Peru’s currency is the Nuevo Sol, with the Banco central de Reserva del Peru as its issuing authority. The Nuevo Sol is divided into 100 centimos, including 5, 10, 20 and 50 centimo coins and 1, 2, and 5 sol coins. There are also bills with denominations of 10, 20, 50, 100 and 200.
Religion in Peru
More than 75 percent of Peru’s population is Catholic, although indigenous Peruvians have incorporated their traditional pre-Hispanic beliefs into their contemporary Catholicism. Other religious designations in in Peru include Protestants, Adventist, Muslim, Buddhists and Hindus.
Study in Peru
Higher Education in Peru
Higher education in Peru is represented by technological colleges, both public and private, as well as universities. Peru has around 80 private and public universities, 17 of which achieved QS University Rankings in 2013. Top ranking Peruvian institutions include Lima’s private Pontificia Universidad Católica del Perú, ranked 23rd in Latin America and Universidad Nacional Mayor de San Marcos (UNMSM)–one of the Americas’ oldest universities–ranked 52nd. Others in the top 150 included Universidad Peruana Cayetano Heredia, Universidad de Lima, Universidad Nacional Agraria la Molina and the Universidad de San Martin de Porres USMP. In recent years, Peru has introduced a system of universal accredidation which is expected to lead to academic advancement.
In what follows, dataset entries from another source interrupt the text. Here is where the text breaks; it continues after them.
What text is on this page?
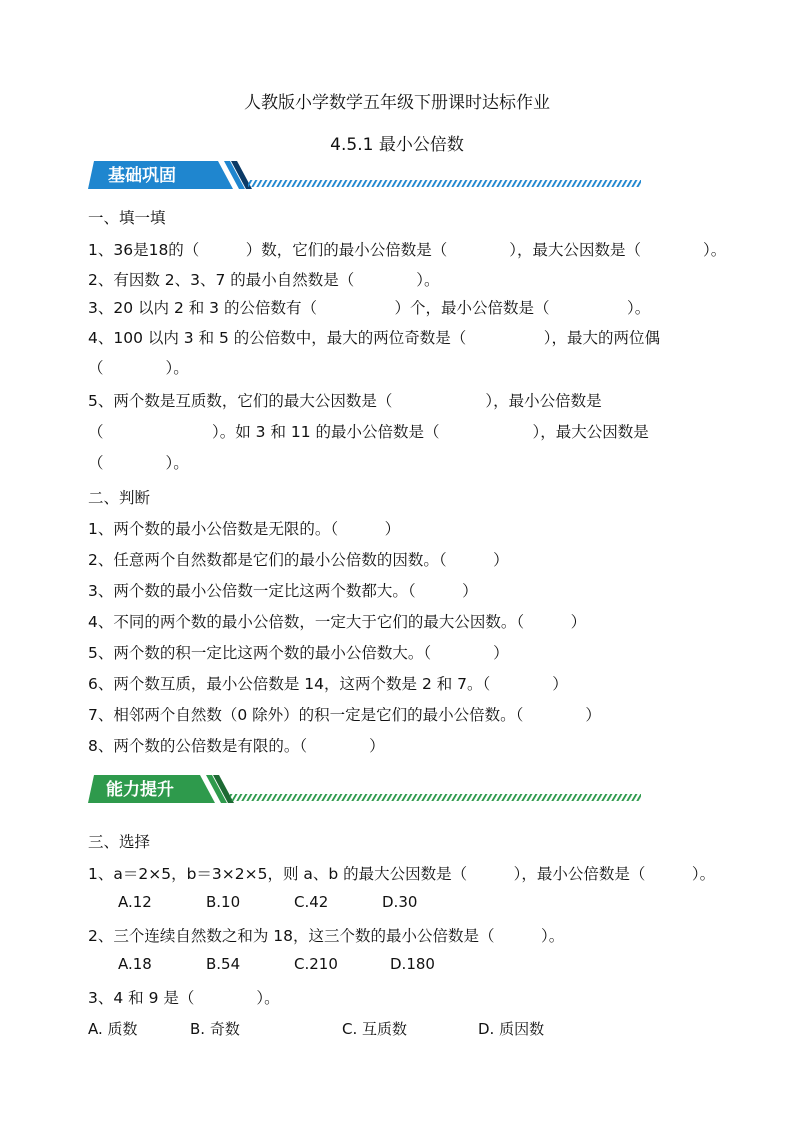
人教版小学数学五年级下册课时达标作业
4.5.1 最小公倍数
基础巩固
一、填一填
1、36是18的（　　　）数，它们的最小公倍数是（　　　　），最大公因数是（　　　　）。
2、有因数 2、3、7 的最小自然数是（　　　　）。
3、20 以内 2 和 3 的公倍数有（　　　　　）个，最小公倍数是（　　　　　）。
4、100 以内 3 和 5 的公倍数中，最大的两位奇数是（　　　　　），最大的两位偶
（　　　　）。
5、两个数是互质数，它们的最大公因数是（　　　　　　），最小公倍数是
（　　　　　　　）。如 3 和 11 的最小公倍数是（　　　　　　），最大公因数是
（　　　　）。
二、判断
1、两个数的最小公倍数是无限的。（　　　）
2、任意两个自然数都是它们的最小公倍数的因数。（　　　）
3、两个数的最小公倍数一定比这两个数都大。（　　　）
4、不同的两个数的最小公倍数，一定大于它们的最大公因数。（　　　）
5、两个数的积一定比这两个数的最小公倍数大。（　　　　）
6、两个数互质，最小公倍数是 14，这两个数是 2 和 7。（　　　　）
7、相邻两个自然数（0 除外）的积一定是它们的最小公倍数。（　　　　）
8、两个数的公倍数是有限的。（　　　　）
能力提升
三、选择
1、a＝2×5，b＝3×2×5，则 a、b 的最大公因数是（　　　），最小公倍数是（　　　）。
A.12	B.10	C.42	D.30
2、三个连续自然数之和为 18，这三个数的最小公倍数是（　　　）。
A.18	B.54	C.210	D.180
3、4 和 9 是（　　　　）。
A. 质数	B. 奇数	C. 互质数	D. 质因数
The cost of university tuition is variable, but international students typically pay moderate rates, with courses usually charged per credit, as opposed to per semester. Foreign students can get a one year temporary Visa by enrolling to study Spanish at one of Peru’s official schools.
Why Study in Peru?
Peru is renown for its education system, and has been lauded as the best educational system in Latin America by organizations including UNESCO, the World Bank, and the Inter-American Development Bank. With its stellar academic reputation and extraordinary historical context, Peru offers a unique and enriching environment in which to learn.